Se trata de un relato de chicos (y chica) para chicos (y chicas) dividido en dos partes: la juventud (El Traficante miente, quise decir adolescencia) de Merlín, contada por él mismo, y la posterior adolescencia de Arturo bajo la protección de aquél. Con los protagonistas en esta edad no es difícil enganchar a un determinado público. Tenemos aventura, algo de historia de la Britania post-romana del siglo V, didactismo, valores de esos que se dicen universales como el compañerismo de la pandilla de Arturo y también un poco de tomar y mezclar las fuentes medievales clásicas: la Historia de los Reyes de Britania de Geoffrey de Monmouth sobre todo.

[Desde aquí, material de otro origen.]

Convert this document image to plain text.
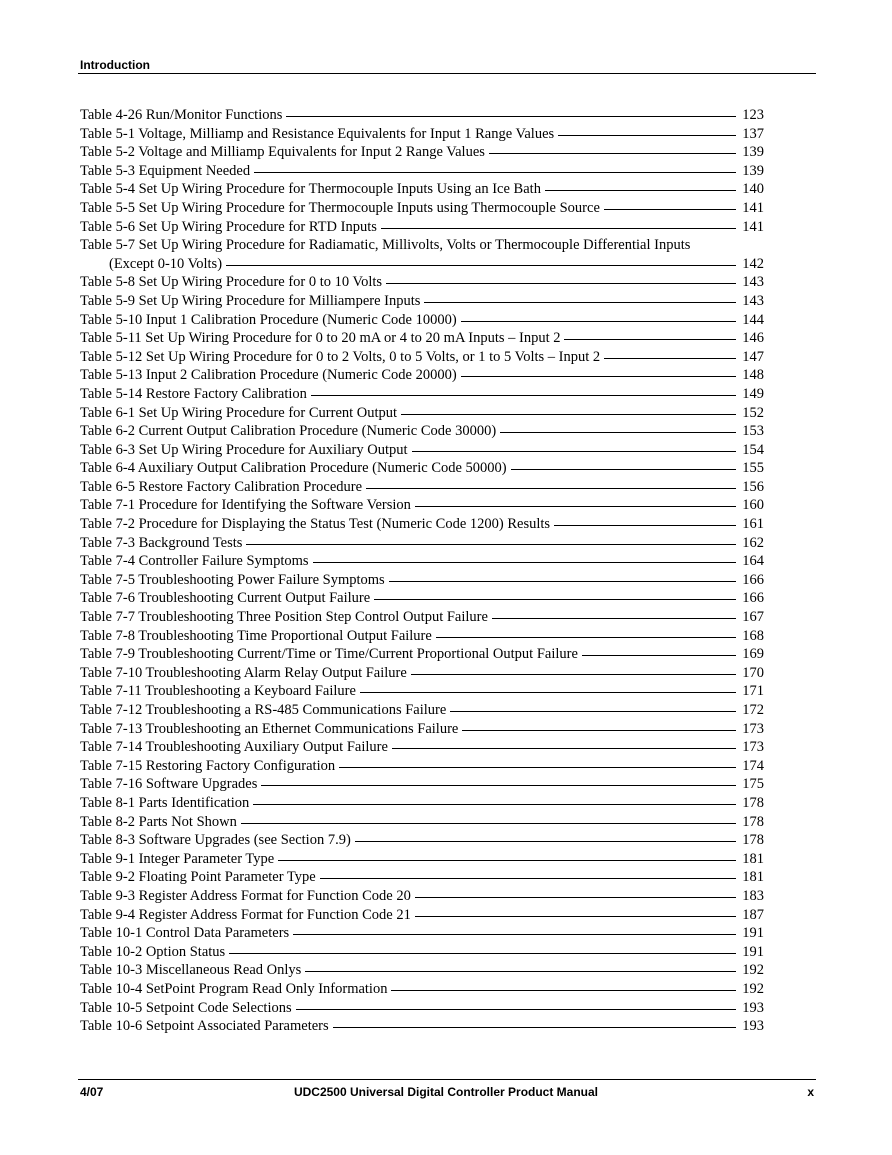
Introduction
Table 4-26 Run/Monitor Functions	123
Table 5-1 Voltage, Milliamp and Resistance Equivalents for Input 1 Range Values	137
Table 5-2 Voltage and Milliamp Equivalents for Input 2 Range Values	139
Table 5-3 Equipment Needed	139
Table 5-4 Set Up Wiring Procedure for Thermocouple Inputs Using an Ice Bath	140
Table 5-5 Set Up Wiring Procedure for Thermocouple Inputs using Thermocouple Source	141
Table 5-6 Set Up Wiring Procedure for RTD Inputs	141
Table 5-7 Set Up Wiring Procedure for Radiamatic, Millivolts, Volts or Thermocouple Differential Inputs
(Except 0-10 Volts)	142
Table 5-8 Set Up Wiring Procedure for 0 to 10 Volts	143
Table 5-9 Set Up Wiring Procedure for Milliampere Inputs	143
Table 5-10 Input 1 Calibration Procedure (Numeric Code 10000)	144
Table 5-11 Set Up Wiring Procedure for 0 to 20 mA or 4 to 20 mA Inputs – Input 2	146
Table 5-12 Set Up Wiring Procedure for 0 to 2 Volts, 0 to 5 Volts, or 1 to 5 Volts – Input 2	147
Table 5-13 Input 2 Calibration Procedure (Numeric Code 20000)	148
Table 5-14 Restore Factory Calibration	149
Table 6-1 Set Up Wiring Procedure for Current Output	152
Table 6-2 Current Output Calibration Procedure (Numeric Code 30000)	153
Table 6-3 Set Up Wiring Procedure for Auxiliary Output	154
Table 6-4 Auxiliary Output Calibration Procedure (Numeric Code 50000)	155
Table 6-5 Restore Factory Calibration Procedure	156
Table 7-1 Procedure for Identifying the Software Version	160
Table 7-2 Procedure for Displaying the Status Test (Numeric Code 1200) Results	161
Table 7-3 Background Tests	162
Table 7-4 Controller Failure Symptoms	164
Table 7-5 Troubleshooting Power Failure Symptoms	166
Table 7-6 Troubleshooting Current Output Failure	166
Table 7-7 Troubleshooting Three Position Step Control Output Failure	167
Table 7-8 Troubleshooting Time Proportional Output Failure	168
Table 7-9 Troubleshooting Current/Time or Time/Current Proportional Output Failure	169
Table 7-10 Troubleshooting Alarm Relay Output Failure	170
Table 7-11 Troubleshooting a Keyboard Failure	171
Table 7-12 Troubleshooting a RS-485 Communications Failure	172
Table 7-13 Troubleshooting an Ethernet Communications Failure	173
Table 7-14 Troubleshooting Auxiliary Output Failure	173
Table 7-15 Restoring Factory Configuration	174
Table 7-16 Software Upgrades	175
Table 8-1 Parts Identification	178
Table 8-2 Parts Not Shown	178
Table 8-3 Software Upgrades (see Section 7.9)	178
Table 9-1 Integer Parameter Type	181
Table 9-2 Floating Point Parameter Type	181
Table 9-3 Register Address Format for Function Code 20	183
Table 9-4 Register Address Format for Function Code 21	187
Table 10-1 Control Data Parameters	191
Table 10-2 Option Status	191
Table 10-3 Miscellaneous Read Onlys	192
Table 10-4 SetPoint Program Read Only Information	192
Table 10-5 Setpoint Code Selections	193
Table 10-6 Setpoint Associated Parameters	193
4/07	UDC2500 Universal Digital Controller Product Manual	x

El lector artúrico reconoce de nuevo los tipos habituales: el cruel usurpador Vortigern, el heróico caballero Gawain, el fiel caballero Kay, la perversa bruja (druida) Morgana y la bella princesa Ginebra (aunque en este último caso hay reservada una sorpresa). Ninguna referencia sin embargo a Lancelot, una incorporación tardía al mito, al igual que la Mesa Redonda. Ésta por cierto es sustituida por la costumbre de la pandilla de muchachos de Arturo de sentarse en circulo en torno al fuego.
La escritura de este Libro de la Edad Oscura sale de la pluma del propio Merlín. Con éste pretende suplir la falta de información sobre los hechos de aquella época. Aunque suene muy lírico o fantástico o lúgubre o lo que sea, una "edad oscura" representa en la Historia simplemente un periodo de tiempo en el que no quedan constancia de datos escritos entre dos épocas documentadas. El mismo nombre de "edad oscura" recibe el tiempo que existió entre la caída de la Grecia Micénica y la aparición de las primeras polis. Si lo llamasen Edad Muda sonaría bastante ridículo.
Por lo demás, en medio de esta oleada de fantasía o de fantástico que cae sobre la literatura infantil-juvenil a la cola de Harry Potter, el relato de Federico Villalobos es una obra que va a contracorriente del género (representado en el mismo estilo y colección por los libros de Laura Gallego). Apunta hacia un tipo de racionalismo y de explicación de lo maravilloso en episodios tan celebres como los dos dragones y el castillo de Vortigern durante la infancia de Merlín, el truco del cambio de identidad que permite al padre de Arturo colarse en la fortaleza de Tintagel haciéndose pasar por el marido de Ygrain, o la entrega de Excalibur. Sin embargo, tanto sentido común para una historia que es la madre de todas las narraciones de fantasía épica europea (anteriormente conocida como "libros de caballería") tiende a ser exagerad, aunque no hay que negar que le da un sabor propio.